A mum is in such agony 18 months after being bitten by a tick that she would happily chop her leg off – if she were strong enough to use a chainsaw.
Samantha Frost was bitten by the parasite while paintballing with her son last February and is convinced she has contracted Lyme disease – after ending up with the telltale bullseye-like rash.
The 43-year-old has been left housebound and unable to look after her son 11-year-old son Toby – so he has been sent to live with his grandparents.
Samantha said her torturous illness has left her exhausted and a shadow of her former self, suffering extreme fevers, hallucinations and up to 200 involuntarily body jerks per night.
NHS doctors maintain she does not have Lyme disease but think she may have ME, a long-term neurological condition affecting the nervous and immune systems.
But a DNA test from the USA confirmed Samantha’s suspicions that she does have the bacterial infection, which is carried by ticks.
She said: “The pain feels like somebody is stabbing you with a knife and like your legs are being electrocuted, burning from the inside but when you touch them they are cold.
“I would cut them off with a chainsaw if I had the chance. It’s pure torture.
“My body jolts, known as ticks, feel like somebody invisible is whacking you and you are jolting as a result. It is really scary.
“I want to be well enough to have Toby back full time with me, he is my world.
“At first, I would take him to school in the morning and come home and fall asleep on the sofa where I couldn’t keep my eyes open.
“I was completely shattered every day, sleeping like a baby.
“The fevers were so bad there was a sweat mark of my body on the bed.
“I was hallucinating and hearing music that wasn’t there, I even thought I knew what song it was.”
Samantha, from Northolt, Surrey, was unaware she had been bitten by a tick until two days after the paintballing party when she began suffering from terrible migraines and stiff neck and her blood pressure plummeted in February 2017.

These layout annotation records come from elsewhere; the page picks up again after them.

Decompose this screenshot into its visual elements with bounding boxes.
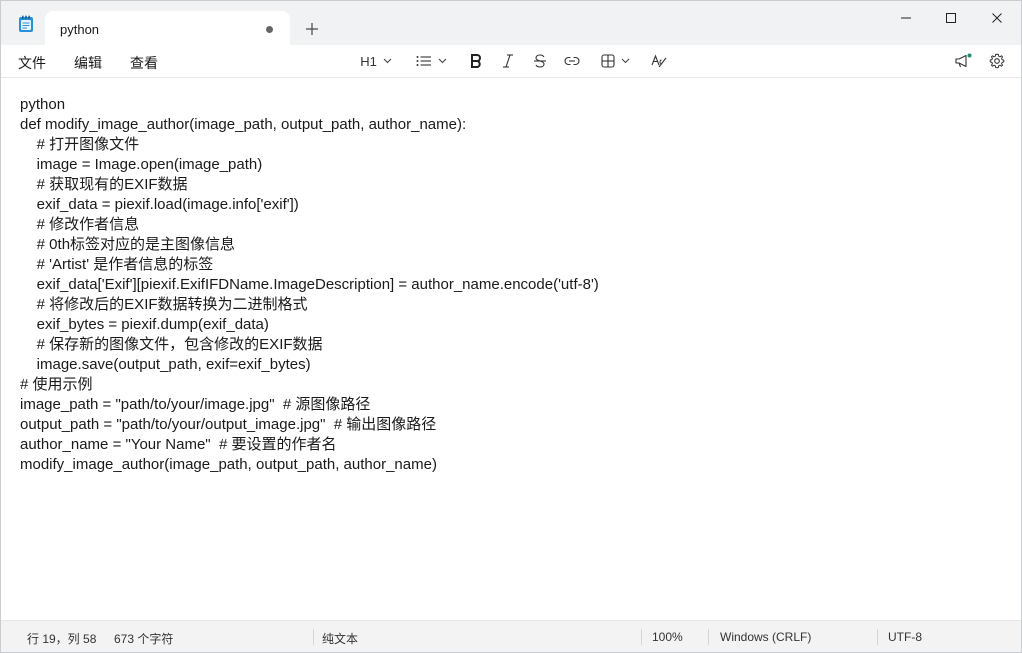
notepad-icon [18,15,34,33]
document-line: exif_bytes = piexif.dump(exif_data) [20,316,269,333]
document-line: # 0th标签对应的是主图像信息 [20,236,236,253]
table-dropdown[interactable] [595,49,635,73]
character-count: 673 个字符 [114,632,174,646]
document-line: image.save(output_path, exif=exif_bytes) [20,356,311,373]
document-line: modify_image_author(image_path, output_p… [20,456,437,473]
close-icon [992,13,1002,23]
spellcheck-button[interactable] [647,49,671,73]
document-line: # 'Artist' 是作者信息的标签 [20,256,214,273]
line-ending[interactable]: Windows (CRLF) [720,630,811,644]
megaphone-icon [955,53,972,68]
table-icon [600,54,615,68]
cursor-position: 行 19，列 58 [27,632,97,646]
document-content[interactable]: python def modify_image_author(image_path… [20,95,599,475]
status-divider [877,629,878,645]
maximize-icon [946,13,956,23]
document-line: # 使用示例 [20,376,93,393]
document-line: image = Image.open(image_path) [20,156,263,173]
spellcheck-icon [651,54,667,68]
notepad-window: python 文件 编辑 查看 H1 python def modify_ima… [0,0,1022,653]
status-divider [641,629,642,645]
bold-icon [471,54,481,68]
list-icon [416,56,431,66]
text-editor[interactable]: python def modify_image_author(image_path… [1,77,1021,621]
document-line: exif_data = piexif.load(image.info['exif… [20,196,299,213]
maximize-button[interactable] [928,1,974,35]
italic-icon [503,54,513,68]
document-line: python [20,96,66,113]
italic-button[interactable] [497,49,519,73]
chevron-down-icon [621,58,629,64]
heading-label: H1 [360,53,377,69]
heading-dropdown[interactable]: H1 [353,49,399,73]
menu-edit[interactable]: 编辑 [74,53,102,73]
bold-button[interactable] [465,49,487,73]
menu-file[interactable]: 文件 [18,53,46,73]
document-line: author_name = "Your Name" # 要设置的作者名 [20,436,337,453]
tab-python[interactable]: python [45,11,290,45]
list-dropdown[interactable] [411,49,451,73]
minimize-button[interactable] [883,1,929,35]
link-button[interactable] [561,49,583,73]
document-line: # 打开图像文件 [20,136,140,153]
document-line: image_path = "path/to/your/image.jpg" # … [20,396,371,413]
chevron-down-icon [383,58,392,64]
zoom-level[interactable]: 100% [652,630,683,644]
encoding[interactable]: UTF-8 [888,630,922,644]
status-divider [313,629,314,645]
plus-icon [306,23,318,35]
document-line: output_path = "path/to/your/output_image… [20,416,437,433]
close-button[interactable] [974,1,1020,35]
strikethrough-button[interactable] [529,49,551,73]
document-line: # 保存新的图像文件，包含修改的EXIF数据 [20,336,323,353]
new-tab-button[interactable] [301,19,323,41]
menu-toolbar: 文件 编辑 查看 H1 [1,45,1021,77]
minimize-icon [901,17,911,19]
link-icon [564,56,580,66]
status-bar: 行 19，列 58 673 个字符 纯文本 100% Windows (CRLF… [1,620,1021,652]
tab-title: python [60,22,100,37]
unsaved-indicator-icon[interactable] [266,26,273,33]
menu-view[interactable]: 查看 [130,53,158,73]
title-bar: python [1,1,1021,45]
document-line: def modify_image_author(image_path, outp… [20,116,467,133]
gear-icon [989,53,1005,69]
status-divider [708,629,709,645]
strikethrough-icon [534,54,546,68]
document-line: # 修改作者信息 [20,216,140,233]
settings-button[interactable] [985,49,1009,73]
document-line: exif_data['Exif'][piexif.ExifIFDName.Ima… [20,276,599,293]
chevron-down-icon [438,58,446,64]
announcement-button[interactable] [951,49,975,73]
text-format[interactable]: 纯文本 [322,630,358,647]
document-line: # 获取现有的EXIF数据 [20,176,188,193]
document-line: # 将修改后的EXIF数据转换为二进制格式 [20,296,308,313]
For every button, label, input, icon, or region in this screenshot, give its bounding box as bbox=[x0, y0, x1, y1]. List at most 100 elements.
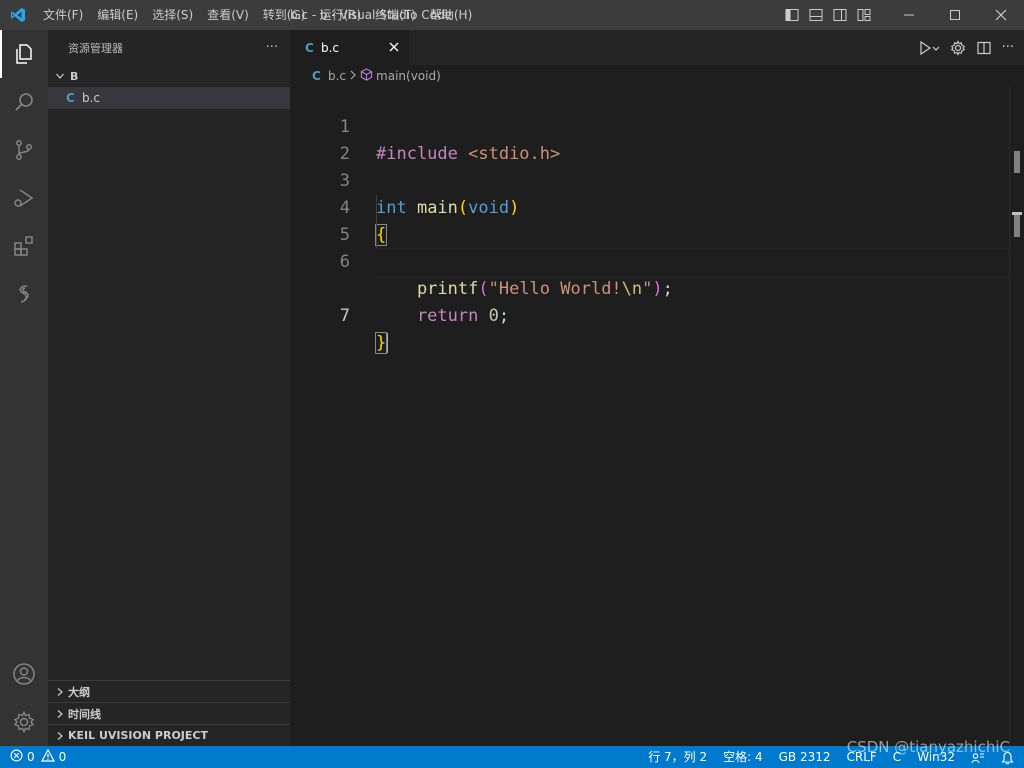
tab-b-c[interactable]: C b.c bbox=[290, 30, 409, 65]
current-line-highlight bbox=[376, 248, 1009, 277]
tab-bar: C b.c ··· bbox=[290, 30, 1024, 65]
explorer-sidebar: 资源管理器 ··· B C b.c 大纲 时间线 KEIL UVISION PR… bbox=[48, 30, 290, 746]
timeline-label: 时间线 bbox=[68, 707, 101, 721]
tab-label: b.c bbox=[321, 40, 340, 55]
scroll-marker bbox=[1014, 151, 1020, 173]
title-bar: 文件(F) 编辑(E) 选择(S) 查看(V) 转到(G) 运行(R) 终端(T… bbox=[0, 0, 1024, 30]
code-line: 6 return 0; bbox=[290, 222, 1024, 326]
chevron-right-icon bbox=[52, 731, 68, 741]
extensions-icon[interactable] bbox=[0, 222, 48, 270]
remote-icon[interactable] bbox=[0, 270, 48, 318]
menu-selection[interactable]: 选择(S) bbox=[145, 4, 200, 26]
menu-file[interactable]: 文件(F) bbox=[36, 4, 90, 26]
code-line: 5 printf("Hello World!\n"); bbox=[290, 195, 1024, 299]
indent-guide bbox=[376, 195, 377, 222]
code-token: \n bbox=[621, 279, 643, 299]
text-cursor bbox=[386, 333, 389, 353]
end-of-line[interactable]: CRLF bbox=[838, 746, 884, 768]
code-token: ; bbox=[498, 306, 510, 326]
close-window-icon[interactable] bbox=[978, 0, 1024, 30]
code-token: 0 bbox=[478, 306, 499, 326]
more-actions-icon[interactable]: ··· bbox=[997, 30, 1024, 65]
keil-project-label: KEIL UVISION PROJECT bbox=[68, 729, 208, 742]
explorer-icon[interactable] bbox=[0, 30, 48, 78]
explorer-title: 资源管理器 bbox=[68, 41, 123, 55]
c-file-icon: C bbox=[66, 91, 75, 105]
vertical-scrollbar[interactable] bbox=[1009, 87, 1024, 746]
code-token: } bbox=[374, 332, 388, 354]
problems-status[interactable]: 0 0 bbox=[0, 746, 66, 768]
line-number: 7 bbox=[339, 306, 350, 326]
menu-terminal[interactable]: 终端(T) bbox=[368, 4, 423, 26]
search-icon[interactable] bbox=[0, 78, 48, 126]
folder-b[interactable]: B bbox=[48, 65, 290, 87]
code-line: 1 #include <stdio.h> bbox=[290, 87, 1024, 164]
error-count: 0 bbox=[27, 750, 35, 764]
code-token: "Hello World! bbox=[488, 279, 622, 299]
account-icon[interactable] bbox=[0, 650, 48, 698]
chevron-down-icon bbox=[52, 71, 68, 81]
menu-help[interactable]: 帮助(H) bbox=[423, 4, 479, 26]
code-token: return bbox=[376, 306, 479, 326]
chevron-right-icon bbox=[52, 687, 68, 697]
language-mode[interactable]: C bbox=[885, 746, 909, 768]
toggle-primary-sidebar-icon[interactable] bbox=[780, 0, 804, 30]
run-icon[interactable] bbox=[913, 30, 945, 65]
outline-panel[interactable]: 大纲 bbox=[48, 680, 290, 702]
code-line-current: 7 } bbox=[290, 248, 1024, 354]
c-file-icon: C bbox=[305, 40, 314, 55]
breadcrumb: C b.c main(void) bbox=[290, 65, 441, 87]
toggle-panel-icon[interactable] bbox=[804, 0, 828, 30]
more-actions-icon[interactable]: ··· bbox=[266, 40, 278, 55]
warning-icon bbox=[40, 748, 55, 765]
symbol-method-icon bbox=[360, 68, 373, 84]
maximize-icon[interactable] bbox=[932, 0, 978, 30]
close-icon[interactable] bbox=[385, 38, 403, 56]
activity-bar bbox=[0, 30, 48, 746]
split-editor-icon[interactable] bbox=[971, 30, 997, 65]
vscode-logo-icon bbox=[0, 0, 36, 30]
menu-go[interactable]: 转到(G) bbox=[256, 4, 313, 26]
code-token: " bbox=[642, 279, 653, 299]
toggle-secondary-sidebar-icon[interactable] bbox=[828, 0, 852, 30]
error-icon bbox=[10, 749, 23, 765]
menu-edit[interactable]: 编辑(E) bbox=[90, 4, 145, 26]
menu-view[interactable]: 查看(V) bbox=[200, 4, 256, 26]
platform[interactable]: Win32 bbox=[909, 746, 963, 768]
cursor-position[interactable]: 行 7，列 2 bbox=[640, 746, 715, 768]
code-token: ; bbox=[662, 279, 673, 299]
chevron-right-icon bbox=[349, 69, 357, 83]
keil-project-panel[interactable]: KEIL UVISION PROJECT bbox=[48, 724, 290, 746]
timeline-panel[interactable]: 时间线 bbox=[48, 702, 290, 724]
scroll-marker bbox=[1014, 215, 1020, 237]
code-token: ( bbox=[478, 279, 489, 299]
breadcrumb-symbol[interactable]: main(void) bbox=[376, 69, 441, 83]
encoding[interactable]: GB 2312 bbox=[771, 746, 839, 768]
menu-bar: 文件(F) 编辑(E) 选择(S) 查看(V) 转到(G) 运行(R) 终端(T… bbox=[36, 0, 479, 30]
code-token: ) bbox=[652, 279, 663, 299]
run-debug-icon[interactable] bbox=[0, 174, 48, 222]
status-bar: 0 0 行 7，列 2 空格: 4 GB 2312 CRLF C Win32 bbox=[0, 746, 1024, 768]
code-line: 2 bbox=[290, 114, 1024, 164]
source-control-icon[interactable] bbox=[0, 126, 48, 174]
c-file-icon: C bbox=[312, 69, 321, 83]
code-line: 4 { bbox=[290, 168, 1024, 246]
gear-icon[interactable] bbox=[945, 30, 971, 65]
bell-icon[interactable] bbox=[993, 746, 1024, 768]
indent-guide bbox=[376, 222, 377, 249]
outline-label: 大纲 bbox=[68, 685, 90, 699]
minimize-icon[interactable] bbox=[886, 0, 932, 30]
feedback-icon[interactable] bbox=[963, 746, 993, 768]
folder-label: B bbox=[70, 69, 79, 83]
settings-gear-icon[interactable] bbox=[0, 698, 48, 746]
warning-count: 0 bbox=[58, 750, 67, 764]
breadcrumb-file[interactable]: b.c bbox=[328, 69, 346, 83]
menu-run[interactable]: 运行(R) bbox=[312, 4, 368, 26]
indentation[interactable]: 空格: 4 bbox=[715, 746, 771, 768]
chevron-right-icon bbox=[52, 709, 68, 719]
file-label: b.c bbox=[82, 91, 101, 105]
customize-layout-icon[interactable] bbox=[852, 0, 876, 30]
code-token: printf bbox=[376, 279, 479, 299]
code-line: 3 int main(void) bbox=[290, 141, 1024, 218]
file-b-c[interactable]: C b.c bbox=[48, 87, 290, 109]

The former manager of a group of hair and beauty salons discovered the tick burrowed into her leg after she undressed after work.
She said: “It looked like a spider and I ripped it out and smashed it with a book but left the head in my leg.
“There was blood everywhere, it was like a plug had been released.
“It was one big gaping hole.”
Samantha contracted pneumonia two weeks later but doctors gave her antifungal cream for ringworm when she broke out into a huge rash in April last year.
She said: “If I had been given the antibiotics when I went to the doctor in April rather than three lots of antifungal cream, I probably wouldn’t be ill anymore.
“I don’t want to point to the finger but there is a lack of awareness and people need to know.”
Samantha’s condition deteriorated causing her to leave her job and become cut off from her friends, unable to do the things she loved such as ice skating and going to theme parks with Toby.
She was rushed to hospital in August last year when doctors admitted her leg was covered in EM rashes, a symptom of Lyme disease, but still refused to give her antibiotics before her test results came back – which came back negative.
But the DNA test from the USA confirmed Samantha had Lyme disease Borrelia as well as three co-infections including Babesia, Bartonella and tick-borne relapsing fever.
She said: “I actually thought I was going to die.
“My dad arrived and I couldn’t understand what he was saying.
“With the DNA test from the USA, it is impossible to get a false positive because it is there in your DNA.”
Samantha was contacted by Australian DJ and producer Didier Cohen who hit the headlines earlier this year when he revealed his battle with Lyme disease after his body shut down.
The Ozzy star offered to contact doctors in Germany for Samantha who is now crowdfunding to have the £30,000 treatment in Frankfurt which she hopes will turn her life back.
The mum-of-one was prescribed heaps of medication by Chinese doctors but says they are long-term and she is running out of time as her condition worsens.
She said: “People like Didier are on their feet again after a few months and that’s what I want too.
“I want my life back and to do all the things I used to love and enjoy.
“It’s such a horrible, torturous disease.”
Self-made billionaire John Caudwell, who founded Phones 4u urged the Government to do more after he, his ex-wife and three of his children were affected by Lyme disease.
He tweeted: “For years patients have been misdiagnosed, diagnosed late, given incorrect treatment or told there is nothing wrong with them.
“People are dying.
“The UK government and department of health must address this tragic situation so that victims can gain their lives back.”
Samantha also wants to raise awareness of the disease and said she wasn’t given any information about ticks or advice on what to wear by the paintballing company in Surrey, which she subsequently found was a hotspot for the tiny insects.
She said: “There were so many children running around in shorts, it’s so dangerous and there are no signs warning people about them.”
“I was wearing skinny jeans and boots but my ankles were out so it must have climbed up my leg.
“The tick injects you with an anaesthetic before it bites you so most people, like me, don’t even feel it when it bites you.
“If there had been a sign warning people about ticks in the area, I would have checked me and my son when I got home.”